There were lots of wildflowers along the way so the hike, short as it was, took me a while since I was constantly stopping for 'just one more' photo.
After lunch in the parking lot of a grocery store where we picked up the fixings, we headed up SR89A, and I do mean up, to the mountainside town of Jerome. There is nothing flat about this town which sits on the 30 degree slopes of Cleopatra hill and streets that back up to each other horizontally are separated vertically by as much as a 2 story house, including roof!
This is a small town but has plenty of gallery’s, tourist shops and eateries, and, on this day, more cars in town than parking spots, so we drove on through and headed, still up, towards the pass above town.
At one point along the road a large pull-over is tucked into the bend of a double switchback and the view from here is pretty spectacular with glimpses all the way down into the Verde Valley as well as closer views of the slopes towering above. To the north, if you look for it, you can see the remains of what looks to be a wooden aqueduct that I presume used to carry water to the massive copper mine below Jerome.

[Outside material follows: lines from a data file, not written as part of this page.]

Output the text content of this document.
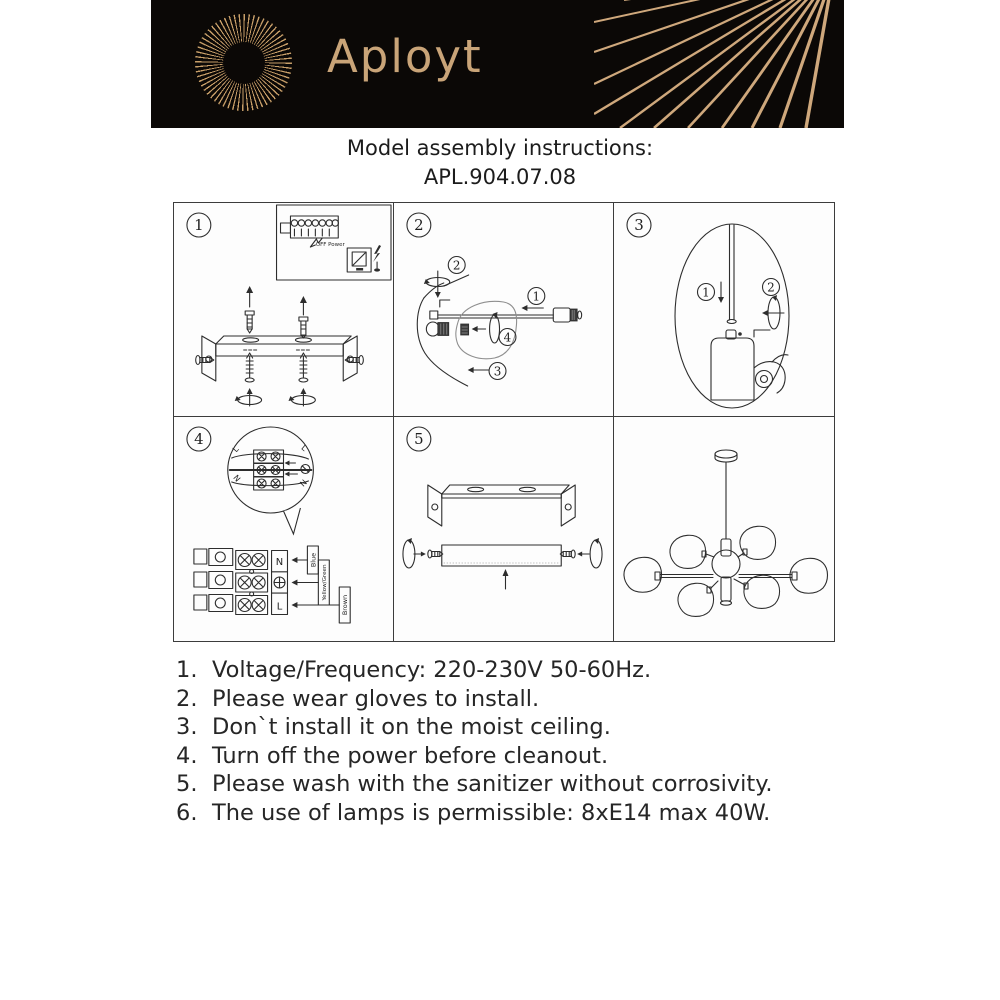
Aployt
Model assembly instructions:
APL.904.07.08
1
OFF Power
2
2
1
4
3
3
1	2
4
L	L
N	N
N
L
Blue
Yellow/Green
Brown
5
1. Voltage/Frequency: 220-230V 50-60Hz.
2. Please wear gloves to install.
3. Don`t install it on the moist ceiling.
4. Turn off the power before cleanout.
5. Please wash with the sanitizer without corrosivity.
6. The use of lamps is permissible: 8xE14 max 40W.
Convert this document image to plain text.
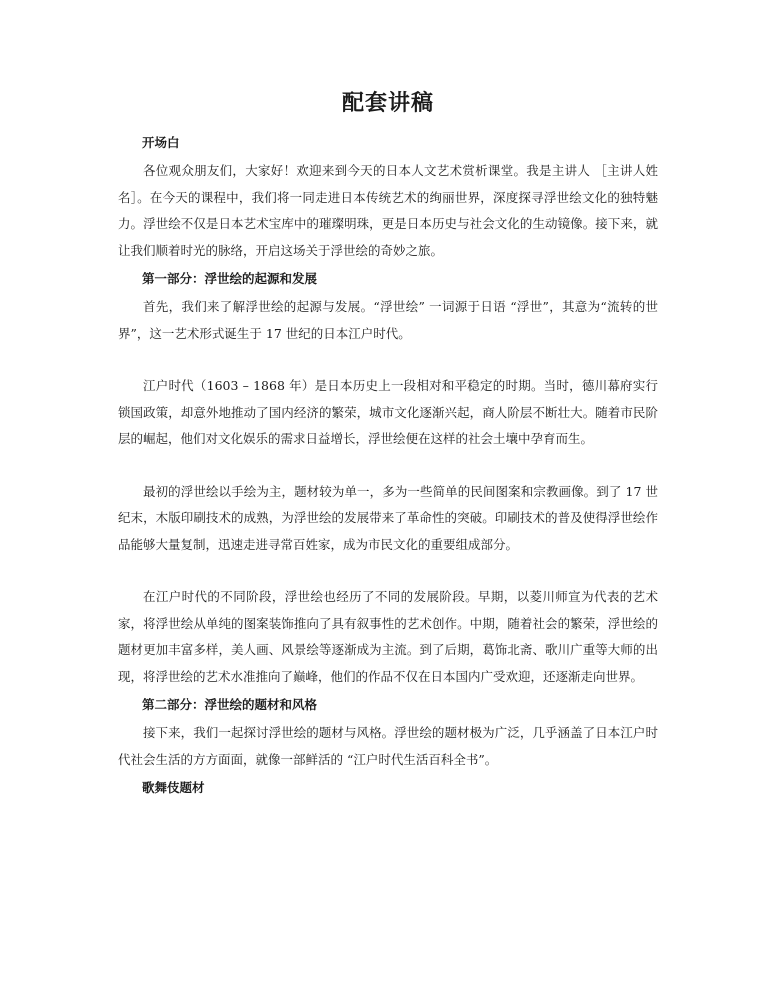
配套讲稿
开场白

各位观众朋友们，大家好！欢迎来到今天的日本人文艺术赏析课堂。我是主讲人 ［主讲人姓名］。在今天的课程中，我们将一同走进日本传统艺术的绚丽世界，深度探寻浮世绘文化的独特魅力。浮世绘不仅是日本艺术宝库中的璀璨明珠，更是日本历史与社会文化的生动镜像。接下来，就让我们顺着时光的脉络，开启这场关于浮世绘的奇妙之旅。

第一部分：浮世绘的起源和发展

首先，我们来了解浮世绘的起源与发展。“浮世绘” 一词源于日语 “浮世”，其意为“流转的世界”，这一艺术形式诞生于 17 世纪的日本江户时代。

江户时代（1603 – 1868 年）是日本历史上一段相对和平稳定的时期。当时，德川幕府实行锁国政策，却意外地推动了国内经济的繁荣，城市文化逐渐兴起，商人阶层不断壮大。随着市民阶层的崛起，他们对文化娱乐的需求日益增长，浮世绘便在这样的社会土壤中孕育而生。

最初的浮世绘以手绘为主，题材较为单一，多为一些简单的民间图案和宗教画像。到了 17 世纪末，木版印刷技术的成熟，为浮世绘的发展带来了革命性的突破。印刷技术的普及使得浮世绘作品能够大量复制，迅速走进寻常百姓家，成为市民文化的重要组成部分。

在江户时代的不同阶段，浮世绘也经历了不同的发展阶段。早期，以菱川师宣为代表的艺术家，将浮世绘从单纯的图案装饰推向了具有叙事性的艺术创作。中期，随着社会的繁荣，浮世绘的题材更加丰富多样，美人画、风景绘等逐渐成为主流。到了后期，葛饰北斋、歌川广重等大师的出现，将浮世绘的艺术水准推向了巅峰，他们的作品不仅在日本国内广受欢迎，还逐渐走向世界。

第二部分：浮世绘的题材和风格

接下来，我们一起探讨浮世绘的题材与风格。浮世绘的题材极为广泛，几乎涵盖了日本江户时代社会生活的方方面面，就像一部鲜活的 “江户时代生活百科全书”。

歌舞伎题材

We started in the valley at about 3700 feet and, climbing some very pretty miles, (and passing up a few interesting looking trails) made it up to about 6500 feet before the road started back down towards Prescott. As we continued in a generally southerly direction the land flattened out and eventually we crossed the valley to join up with SR89 which took us right into downtown Prescott.
We toured town and the square from behind the windshield before climbing up SR69 past the adjacent and well-populated Prescott Valley (Big box stores, all the restaurants you can think of and traffic light after traffic light.)
After using SR169 to cut across a low pass to I17 and back up to Camp Verde, we killed off the rest of the afternoon sitting under a tree in my campsite reading. Mom got the chair and I made do with the yoga mat I carry. I guess she pulled rank on me!
It was a little melancholy this afternoon because we head back to Phoenix tomorrow and Mom gets on a plane for home the next day.